عَنْ أَبِي ذَرٍّ، جُنْدُبِ بْنِ جُنَادَةَ، وَأَبِي عَبْدِ الرَّحْمَنِ، مُعَاذِ بْنِ جَبَلٍ رَضِيَ اللَّهُ عَنْهُمَا عَنْ رَسُولِ اللَّهِ صَلَّى اللهُ عَلَيْهِ وَسَلَّمَ قَالَ:
«اتَّقِ اللَّهَ حَيْثُمَا كُنْت، وَأَتْبِعْ السَّيِّئَةَ الْحَسَنَةَ تَمْحُهَا، وَخَالِقْ النَّاسَ بِخُلُقٍ حَسَنٍ».

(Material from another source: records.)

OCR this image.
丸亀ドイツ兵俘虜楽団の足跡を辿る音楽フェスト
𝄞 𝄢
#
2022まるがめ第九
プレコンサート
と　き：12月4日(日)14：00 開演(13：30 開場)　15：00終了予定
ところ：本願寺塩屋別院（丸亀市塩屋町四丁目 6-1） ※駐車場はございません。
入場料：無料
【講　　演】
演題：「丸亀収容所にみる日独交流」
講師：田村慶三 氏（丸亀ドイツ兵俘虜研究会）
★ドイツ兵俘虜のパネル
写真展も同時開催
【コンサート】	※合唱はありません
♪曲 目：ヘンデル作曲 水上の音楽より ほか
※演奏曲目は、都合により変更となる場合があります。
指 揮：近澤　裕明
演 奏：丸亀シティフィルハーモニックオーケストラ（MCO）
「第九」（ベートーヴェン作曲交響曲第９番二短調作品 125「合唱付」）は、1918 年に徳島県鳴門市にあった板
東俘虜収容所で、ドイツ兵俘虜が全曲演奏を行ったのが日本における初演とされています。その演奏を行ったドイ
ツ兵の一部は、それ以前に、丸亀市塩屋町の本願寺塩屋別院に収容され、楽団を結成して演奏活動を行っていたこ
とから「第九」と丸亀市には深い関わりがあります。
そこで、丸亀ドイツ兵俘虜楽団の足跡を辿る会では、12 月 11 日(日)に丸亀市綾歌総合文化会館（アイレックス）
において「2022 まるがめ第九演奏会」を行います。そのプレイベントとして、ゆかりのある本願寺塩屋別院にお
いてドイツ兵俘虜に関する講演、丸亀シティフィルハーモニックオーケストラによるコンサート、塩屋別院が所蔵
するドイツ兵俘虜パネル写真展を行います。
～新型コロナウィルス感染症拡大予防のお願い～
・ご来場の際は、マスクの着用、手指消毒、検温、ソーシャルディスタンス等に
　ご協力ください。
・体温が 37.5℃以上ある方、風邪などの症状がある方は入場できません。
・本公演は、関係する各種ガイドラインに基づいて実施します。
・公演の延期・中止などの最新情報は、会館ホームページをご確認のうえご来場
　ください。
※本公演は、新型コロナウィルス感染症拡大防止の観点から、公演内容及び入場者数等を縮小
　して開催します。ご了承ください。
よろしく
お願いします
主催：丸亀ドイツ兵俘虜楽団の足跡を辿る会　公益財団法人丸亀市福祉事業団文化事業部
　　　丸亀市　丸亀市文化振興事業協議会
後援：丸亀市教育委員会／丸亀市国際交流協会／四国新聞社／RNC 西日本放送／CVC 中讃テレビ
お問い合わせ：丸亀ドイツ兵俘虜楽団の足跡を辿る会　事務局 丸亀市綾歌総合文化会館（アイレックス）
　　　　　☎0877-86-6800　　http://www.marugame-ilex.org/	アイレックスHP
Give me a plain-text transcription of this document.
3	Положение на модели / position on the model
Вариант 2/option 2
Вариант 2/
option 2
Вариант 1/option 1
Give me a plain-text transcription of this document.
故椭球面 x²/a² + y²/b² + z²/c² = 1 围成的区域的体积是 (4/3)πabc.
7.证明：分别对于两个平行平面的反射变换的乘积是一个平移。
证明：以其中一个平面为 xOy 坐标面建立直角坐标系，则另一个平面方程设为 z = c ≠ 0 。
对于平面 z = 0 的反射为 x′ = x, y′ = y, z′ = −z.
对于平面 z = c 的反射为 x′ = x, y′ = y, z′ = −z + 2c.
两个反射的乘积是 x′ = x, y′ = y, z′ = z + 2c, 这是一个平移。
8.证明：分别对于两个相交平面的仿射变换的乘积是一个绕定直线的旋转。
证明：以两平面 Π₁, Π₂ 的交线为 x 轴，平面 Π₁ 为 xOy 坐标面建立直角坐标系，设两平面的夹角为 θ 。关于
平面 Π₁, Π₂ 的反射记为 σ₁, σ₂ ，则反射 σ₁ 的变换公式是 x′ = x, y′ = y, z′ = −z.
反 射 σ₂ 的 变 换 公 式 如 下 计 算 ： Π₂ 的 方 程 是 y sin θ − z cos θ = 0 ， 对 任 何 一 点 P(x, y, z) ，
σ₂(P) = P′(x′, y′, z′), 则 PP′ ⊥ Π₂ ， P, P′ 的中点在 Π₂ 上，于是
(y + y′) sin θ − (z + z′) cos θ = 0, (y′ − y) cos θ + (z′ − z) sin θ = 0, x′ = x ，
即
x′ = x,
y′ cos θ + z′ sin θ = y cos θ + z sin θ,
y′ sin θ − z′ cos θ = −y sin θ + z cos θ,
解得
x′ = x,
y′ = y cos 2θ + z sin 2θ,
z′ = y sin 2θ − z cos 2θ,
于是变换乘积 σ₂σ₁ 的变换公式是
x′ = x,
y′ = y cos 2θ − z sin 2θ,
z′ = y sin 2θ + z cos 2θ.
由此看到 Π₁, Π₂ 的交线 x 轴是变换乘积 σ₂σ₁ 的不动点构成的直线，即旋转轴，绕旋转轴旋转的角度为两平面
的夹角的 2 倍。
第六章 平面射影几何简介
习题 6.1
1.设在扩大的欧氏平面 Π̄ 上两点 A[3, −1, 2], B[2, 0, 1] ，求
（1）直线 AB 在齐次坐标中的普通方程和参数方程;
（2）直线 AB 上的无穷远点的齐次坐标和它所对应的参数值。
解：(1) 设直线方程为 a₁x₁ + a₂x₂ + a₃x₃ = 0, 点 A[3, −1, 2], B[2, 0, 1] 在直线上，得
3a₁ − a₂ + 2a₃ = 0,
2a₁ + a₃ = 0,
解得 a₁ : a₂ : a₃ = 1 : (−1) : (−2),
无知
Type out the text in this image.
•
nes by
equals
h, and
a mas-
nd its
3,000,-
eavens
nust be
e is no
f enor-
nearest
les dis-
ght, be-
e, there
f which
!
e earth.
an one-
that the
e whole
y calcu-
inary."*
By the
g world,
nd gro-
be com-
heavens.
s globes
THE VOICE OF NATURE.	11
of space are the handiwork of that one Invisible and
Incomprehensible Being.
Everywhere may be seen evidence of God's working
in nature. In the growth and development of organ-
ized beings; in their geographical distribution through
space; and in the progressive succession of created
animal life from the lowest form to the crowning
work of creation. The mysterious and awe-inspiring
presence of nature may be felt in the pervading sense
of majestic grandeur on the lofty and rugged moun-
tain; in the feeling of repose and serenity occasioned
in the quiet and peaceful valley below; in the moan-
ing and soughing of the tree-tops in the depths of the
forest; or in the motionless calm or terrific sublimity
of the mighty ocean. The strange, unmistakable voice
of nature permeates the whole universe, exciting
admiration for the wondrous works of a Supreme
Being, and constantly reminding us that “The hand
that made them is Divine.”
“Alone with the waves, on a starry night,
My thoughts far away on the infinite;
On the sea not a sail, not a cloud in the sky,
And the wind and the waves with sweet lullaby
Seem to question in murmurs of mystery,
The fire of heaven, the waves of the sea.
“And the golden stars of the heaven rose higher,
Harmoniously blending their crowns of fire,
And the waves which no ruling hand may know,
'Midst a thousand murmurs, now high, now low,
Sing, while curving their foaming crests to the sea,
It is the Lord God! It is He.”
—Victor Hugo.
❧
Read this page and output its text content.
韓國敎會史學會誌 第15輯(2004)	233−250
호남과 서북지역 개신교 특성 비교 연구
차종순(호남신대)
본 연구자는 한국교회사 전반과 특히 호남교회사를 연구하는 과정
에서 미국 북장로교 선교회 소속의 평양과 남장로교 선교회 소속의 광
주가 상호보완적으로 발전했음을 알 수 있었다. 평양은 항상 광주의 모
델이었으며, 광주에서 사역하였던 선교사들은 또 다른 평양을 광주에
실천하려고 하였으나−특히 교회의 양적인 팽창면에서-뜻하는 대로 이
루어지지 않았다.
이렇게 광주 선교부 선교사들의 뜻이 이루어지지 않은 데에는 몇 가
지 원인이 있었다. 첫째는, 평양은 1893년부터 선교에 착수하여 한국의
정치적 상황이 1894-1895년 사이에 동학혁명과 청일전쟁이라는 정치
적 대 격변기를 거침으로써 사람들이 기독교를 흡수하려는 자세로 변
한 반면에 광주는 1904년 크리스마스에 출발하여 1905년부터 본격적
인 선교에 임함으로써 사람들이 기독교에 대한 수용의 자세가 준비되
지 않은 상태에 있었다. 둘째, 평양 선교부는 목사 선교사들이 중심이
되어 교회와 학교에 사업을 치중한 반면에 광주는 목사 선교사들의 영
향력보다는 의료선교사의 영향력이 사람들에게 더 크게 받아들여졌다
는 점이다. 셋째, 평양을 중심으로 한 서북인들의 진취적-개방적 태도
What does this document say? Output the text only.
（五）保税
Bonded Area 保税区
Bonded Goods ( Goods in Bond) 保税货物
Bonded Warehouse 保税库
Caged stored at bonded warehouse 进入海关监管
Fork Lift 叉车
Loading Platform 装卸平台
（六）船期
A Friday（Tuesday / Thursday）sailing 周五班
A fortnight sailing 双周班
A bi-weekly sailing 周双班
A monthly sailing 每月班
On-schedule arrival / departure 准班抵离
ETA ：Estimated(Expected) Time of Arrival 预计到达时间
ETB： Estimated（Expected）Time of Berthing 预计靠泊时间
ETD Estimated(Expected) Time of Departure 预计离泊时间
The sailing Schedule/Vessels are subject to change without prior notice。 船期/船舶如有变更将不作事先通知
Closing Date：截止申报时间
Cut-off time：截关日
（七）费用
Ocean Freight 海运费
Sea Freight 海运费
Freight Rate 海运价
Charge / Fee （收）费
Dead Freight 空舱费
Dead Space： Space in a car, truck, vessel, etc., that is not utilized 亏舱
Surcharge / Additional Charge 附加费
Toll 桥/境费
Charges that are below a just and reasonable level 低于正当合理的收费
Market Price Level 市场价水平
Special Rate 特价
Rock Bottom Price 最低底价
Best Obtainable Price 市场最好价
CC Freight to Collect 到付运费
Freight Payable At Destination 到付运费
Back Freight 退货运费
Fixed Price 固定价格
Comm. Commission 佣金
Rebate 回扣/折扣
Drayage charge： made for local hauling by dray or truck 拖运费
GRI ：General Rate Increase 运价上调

[قال الترمذي: حديث حسن] - [رواه الترمذي] - [الأربعون النووية: 18]
المزيــد ...
Ebû Zer, Cündüp b. Cünâde ve Ebû Abdurrahman, Muâz b. Cebel -radıyallahu anhuma-’nın Rasûlullah -sallallahu aleyhi ve sellem-'den rivayet ettikleri hadiste o, şöyle buyurmuştur:
«Nerede olursan ol, Allah’a karşı gelmekten sakın! Yaptığın kötülüğün arkasından bir iyilik yap ki, bu onu yok etsin. İnsanlara karşı güzel ahlakın gereğine göre davran.»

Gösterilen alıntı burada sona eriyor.